Under the compromise deal, the EU will pay the €1 billion over three years rather than the two years initially suggested in Barroso's proposal. The aid will be provided from three sources:
- €420 million will be made available through the Union's flexibility instrument;
- €240 million will come from the emergency aid reserve, and;
- €240 million from redeployed funds.
The international relief and development agency Oxfam complained that it had taken the EU five months to clinch the deal and urged governments to move quickly to make their pledges a reality. Oxfam hopes the fund will provide "a vital boost to help those hit hardest by the food crisis".

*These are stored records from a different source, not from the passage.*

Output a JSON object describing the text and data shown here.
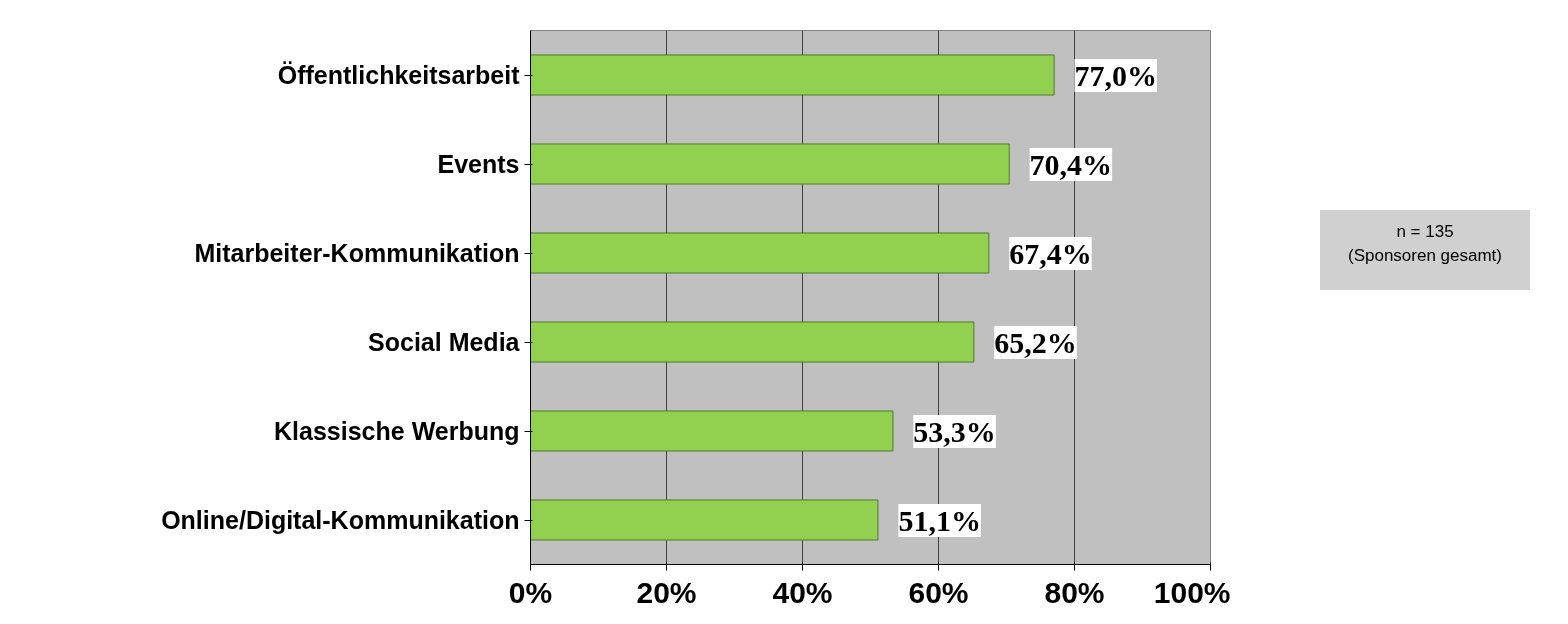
{
  "chart_data": {
    "type": "bar",
    "orientation": "horizontal",
    "categories": [
      "Öffentlichkeitsarbeit",
      "Events",
      "Mitarbeiter-Kommunikation",
      "Social Media",
      "Klassische Werbung",
      "Online/Digital-Kommunikation"
    ],
    "values": [
      77.0,
      70.4,
      67.4,
      65.2,
      53.3,
      51.1
    ],
    "value_labels": [
      "77,0%",
      "70,4%",
      "67,4%",
      "65,2%",
      "53,3%",
      "51,1%"
    ],
    "color": "#92d050",
    "xlim": [
      0,
      100
    ],
    "xticks": [
      {
        "value": 0,
        "label": "0%"
      },
      {
        "value": 20,
        "label": "20%"
      },
      {
        "value": 40,
        "label": "40%"
      },
      {
        "value": 60,
        "label": "60%"
      },
      {
        "value": 80,
        "label": "80%"
      },
      {
        "value": 100,
        "label": "100%"
      }
    ],
    "grid": "x",
    "annotations": [
      "n = 135\n(Sponsoren gesamt)"
    ]
  }
}
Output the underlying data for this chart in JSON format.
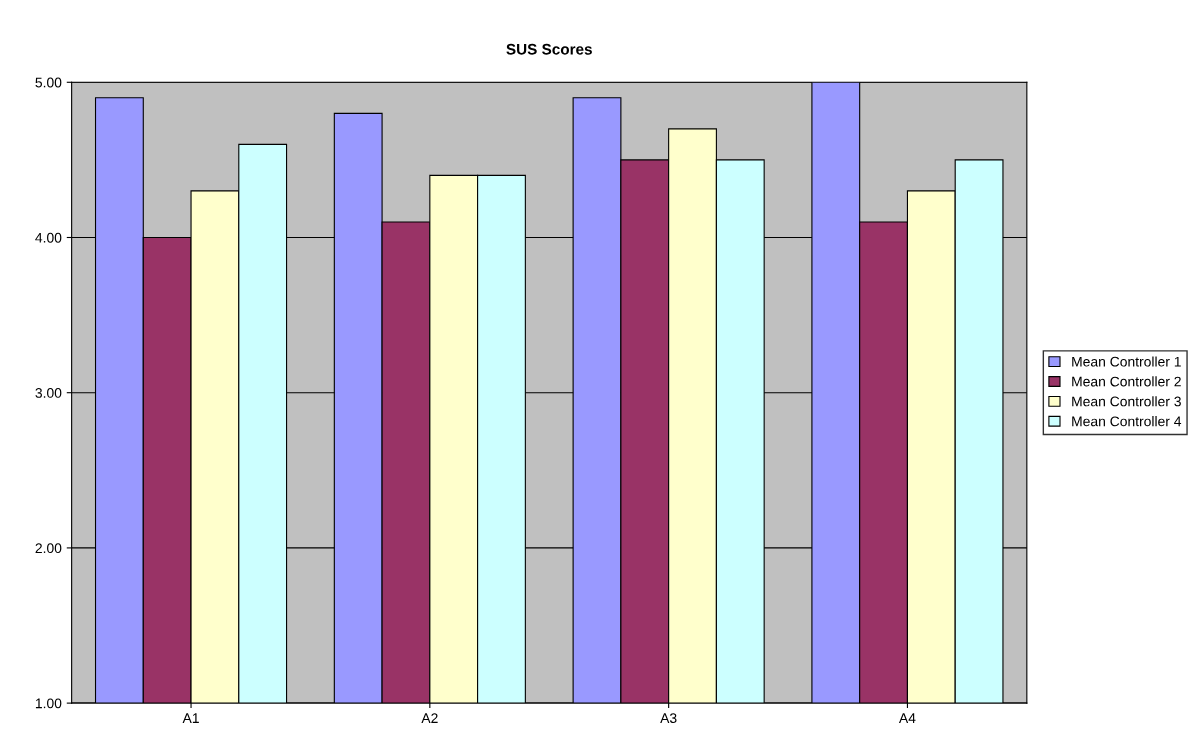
{
  "chart_data": {
    "type": "bar",
    "title": "SUS Scores",
    "categories": [
      "A1",
      "A2",
      "A3",
      "A4"
    ],
    "series": [
      {
        "name": "Mean Controller 1",
        "color": "#9999ff",
        "values": [
          4.9,
          4.8,
          4.9,
          5.0
        ]
      },
      {
        "name": "Mean Controller 2",
        "color": "#993366",
        "values": [
          4.0,
          4.1,
          4.5,
          4.1
        ]
      },
      {
        "name": "Mean Controller 3",
        "color": "#ffffcc",
        "values": [
          4.3,
          4.4,
          4.7,
          4.3
        ]
      },
      {
        "name": "Mean Controller 4",
        "color": "#ccffff",
        "values": [
          4.6,
          4.4,
          4.5,
          4.5
        ]
      }
    ],
    "ylim": [
      1,
      5
    ],
    "yticks": [
      {
        "value": 1,
        "label": "1.00"
      },
      {
        "value": 2,
        "label": "2.00"
      },
      {
        "value": 3,
        "label": "3.00"
      },
      {
        "value": 4,
        "label": "4.00"
      },
      {
        "value": 5,
        "label": "5.00"
      }
    ],
    "grid": "y",
    "legend": "right"
  }
}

At the same time, the organisation stated that only two-thirds of the €1 billion pledge was "fresh money", with the rest coming from the existing budget. Aid agencies voiced fears that EU states would simply divert this "new" money from their existing national development aid budgets due to pressure on their own national finances.
"Such creative accounting would do little to help poor farmers in the developing world," argued the Irish Times.
Oxfam and others also warned that a new food crisis was "imminent" unless Europe and other rich countries addressed the structural problems fuelling the food crisis, identified as "rigged trade rules, negligence of agriculture investment and wrong biofuels and climate change policies".
The next free trade and global climate change talks will be the real litmus test, argued Oxfam's Elise Ford. She urged the EU to "urgently compromise" by increasing agricultural aid at the next Doha talks.
The inter-institutional agreement on the aid package still needs to be formally approved by the European Parliament at its plenary session on 16 December.